Rather than a seminormed vector space, I think all I really need is a semi-ring as I mention elsewhere. I can replace a+b and if (a < b) then a else b with op1(a,b) and op2(a,b). I’m not claiming I know enough Scala to do that. But I think that’s the most general for my purpose.

Per Can't add object of type Number I gave you bad advice. jducoeur has a better idea of using Numeric.
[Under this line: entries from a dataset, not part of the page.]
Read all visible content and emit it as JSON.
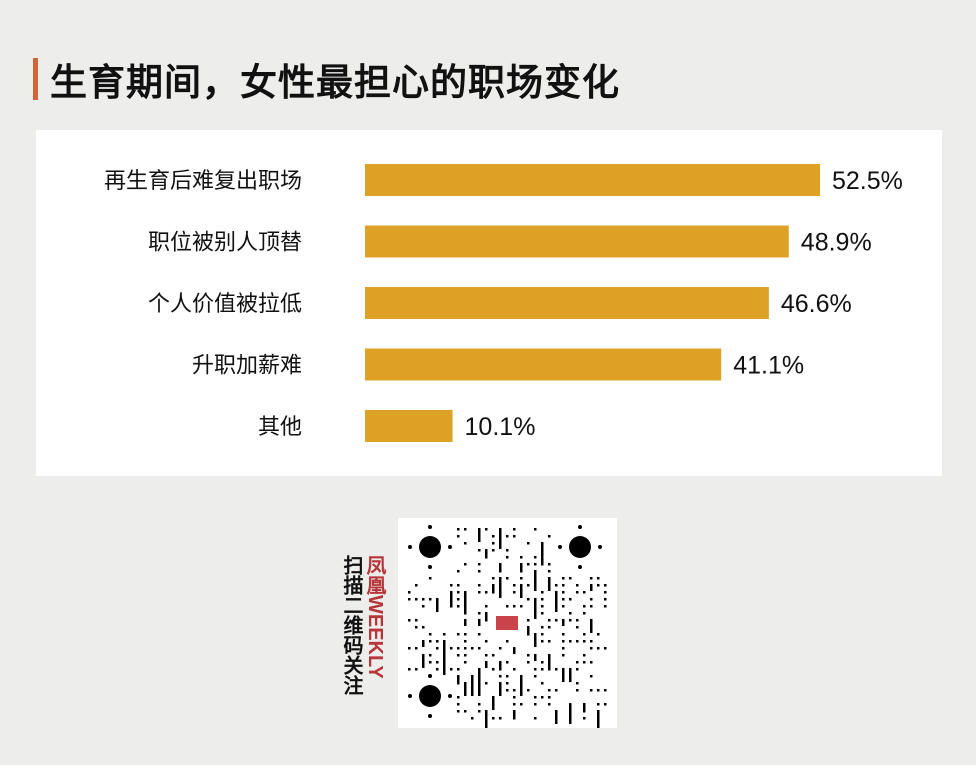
{
  "chart_data": {
    "type": "bar",
    "orientation": "horizontal",
    "title": "生育期间，女性最担心的职场变化",
    "categories": [
      "再生育后难复出职场",
      "职位被别人顶替",
      "个人价值被拉低",
      "升职加薪难",
      "其他"
    ],
    "values": [
      52.5,
      48.9,
      46.6,
      41.1,
      10.1
    ],
    "data_labels": [
      "52.5%",
      "48.9%",
      "46.6%",
      "41.1%",
      "10.1%"
    ],
    "unit": "%",
    "xlim": [
      0,
      60
    ],
    "grid": false,
    "bar_color": "#dda126",
    "accent_color": "#d0643a"
  },
  "footer": {
    "scan_text": "扫描二维码关注",
    "brand_cn": "凤凰",
    "brand_en": "WEEKLY",
    "brand_color": "#b8353a"
  }
}
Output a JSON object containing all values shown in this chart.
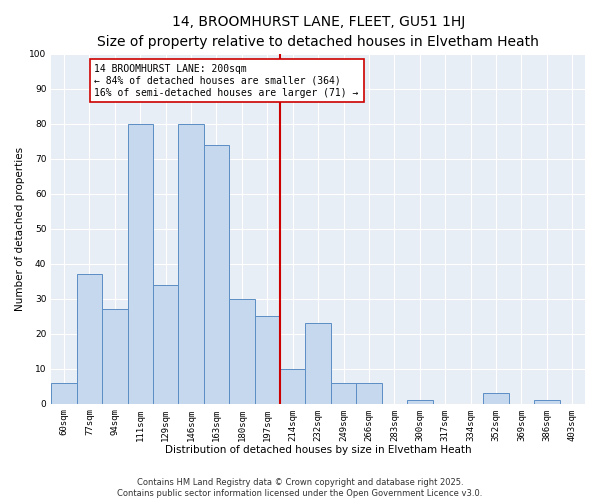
{
  "title": "14, BROOMHURST LANE, FLEET, GU51 1HJ",
  "subtitle": "Size of property relative to detached houses in Elvetham Heath",
  "xlabel": "Distribution of detached houses by size in Elvetham Heath",
  "ylabel": "Number of detached properties",
  "bar_labels": [
    "60sqm",
    "77sqm",
    "94sqm",
    "111sqm",
    "129sqm",
    "146sqm",
    "163sqm",
    "180sqm",
    "197sqm",
    "214sqm",
    "232sqm",
    "249sqm",
    "266sqm",
    "283sqm",
    "300sqm",
    "317sqm",
    "334sqm",
    "352sqm",
    "369sqm",
    "386sqm",
    "403sqm"
  ],
  "bar_values": [
    6,
    37,
    27,
    80,
    34,
    80,
    74,
    30,
    25,
    10,
    23,
    6,
    6,
    0,
    1,
    0,
    0,
    3,
    0,
    1,
    0
  ],
  "bar_color": "#c5d8ee",
  "bar_edge_color": "#5b8ec4",
  "highlight_line_color": "#cc0000",
  "annotation_text": "14 BROOMHURST LANE: 200sqm\n← 84% of detached houses are smaller (364)\n16% of semi-detached houses are larger (71) →",
  "annotation_box_edge": "#cc0000",
  "ylim": [
    0,
    100
  ],
  "yticks": [
    0,
    10,
    20,
    30,
    40,
    50,
    60,
    70,
    80,
    90,
    100
  ],
  "background_color": "#e8eef5",
  "grid_color": "#ffffff",
  "footer_line1": "Contains HM Land Registry data © Crown copyright and database right 2025.",
  "footer_line2": "Contains public sector information licensed under the Open Government Licence v3.0.",
  "title_fontsize": 10,
  "axis_label_fontsize": 7.5,
  "tick_fontsize": 6.5,
  "annotation_fontsize": 7,
  "footer_fontsize": 6
}
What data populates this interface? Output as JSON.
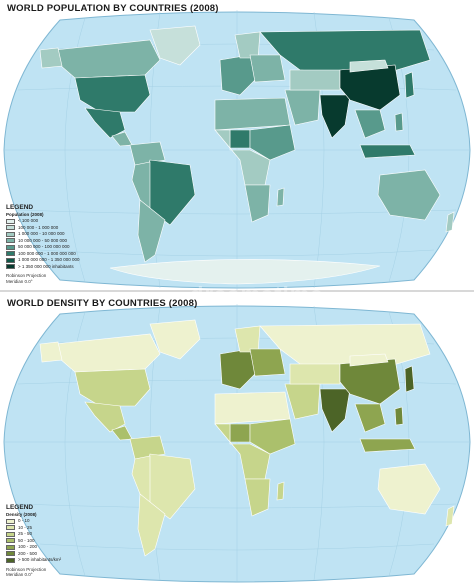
{
  "maps": [
    {
      "title": "WORLD POPULATION BY COUNTRIES (2008)",
      "legend": {
        "heading": "LEGEND",
        "subheading": "Population (2008)",
        "classes": [
          {
            "label": "< 100 000",
            "color": "#e4f1ee"
          },
          {
            "label": "100 000 - 1 000 000",
            "color": "#c6e0da"
          },
          {
            "label": "1 000 000 - 10 000 000",
            "color": "#a3cbc2"
          },
          {
            "label": "10 000 000 - 50 000 000",
            "color": "#7db3a7"
          },
          {
            "label": "50 000 000 - 100 000 000",
            "color": "#589a8c"
          },
          {
            "label": "100 000 000 - 1 000 000 000",
            "color": "#2f7a6a"
          },
          {
            "label": "1 000 000 000 - 1 350 000 000",
            "color": "#0f5747"
          },
          {
            "label": "> 1 350 000 000 inhabitants",
            "color": "#073a2e"
          }
        ],
        "projection": "Robinson Projection",
        "meridian": "Meridian 0.0°"
      }
    },
    {
      "title": "WORLD DENSITY BY COUNTRIES (2008)",
      "legend": {
        "heading": "LEGEND",
        "subheading": "Density (2008)",
        "classes": [
          {
            "label": "0 - 10",
            "color": "#eef2cf"
          },
          {
            "label": "10 - 25",
            "color": "#dde6ad"
          },
          {
            "label": "25 - 50",
            "color": "#c6d58b"
          },
          {
            "label": "50 - 100",
            "color": "#abc06c"
          },
          {
            "label": "100 - 200",
            "color": "#8ea550"
          },
          {
            "label": "200 - 500",
            "color": "#6f883a"
          },
          {
            "label": "> 500 inhabitants/km²",
            "color": "#4c6427"
          }
        ],
        "projection": "Robinson Projection",
        "meridian": "Meridian 0.0°"
      }
    }
  ],
  "colors": {
    "ocean": "#bfe3f3",
    "ocean_outline": "#7fb7d3",
    "graticule": "#9fcde2",
    "country_border": "#ffffff"
  },
  "watermark": "dreamstime."
}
Although if you only need < then you could use Ordering instead.

Example usage:

def f[A](x0: A, x1: A)(implicit numeric: Numeric[A]): A = {
  numeric.plus(x0, x1)
}

+ isn’t an operator on an arbitrary A, but there is a way to get one using an implicit conversion in scala.math.Numeric.Implicits.

import scala.math.Numeric.Implicits._
def f[A](x0: A, x1: A)(implicit numeric: Numeric[A]): A = {
  x0 + x1
}

Unfortunately it looks like each use of + will cause an allocation, so there is an (unnecessary) cost to pay.

Yes, but I need to use ‘+’ and also ‘<’. Does over type in Scala which supports < also support + ? That would be convenient for my needs, but surprising.

Numeric extends Ordering, so you get both if you use Numeric.

It does not seem to be the case.see here

What Number is that? java.lang.Number? That doesn’t have methods for + and <.

Also, note that Scala only auto-boxes its own AnyVal types. Anything you import from Java will never be an unboxed primitive.

Access to Ordered operations as symbols like < is a different import.

import scala.math.Ordered.orderingToOrdered.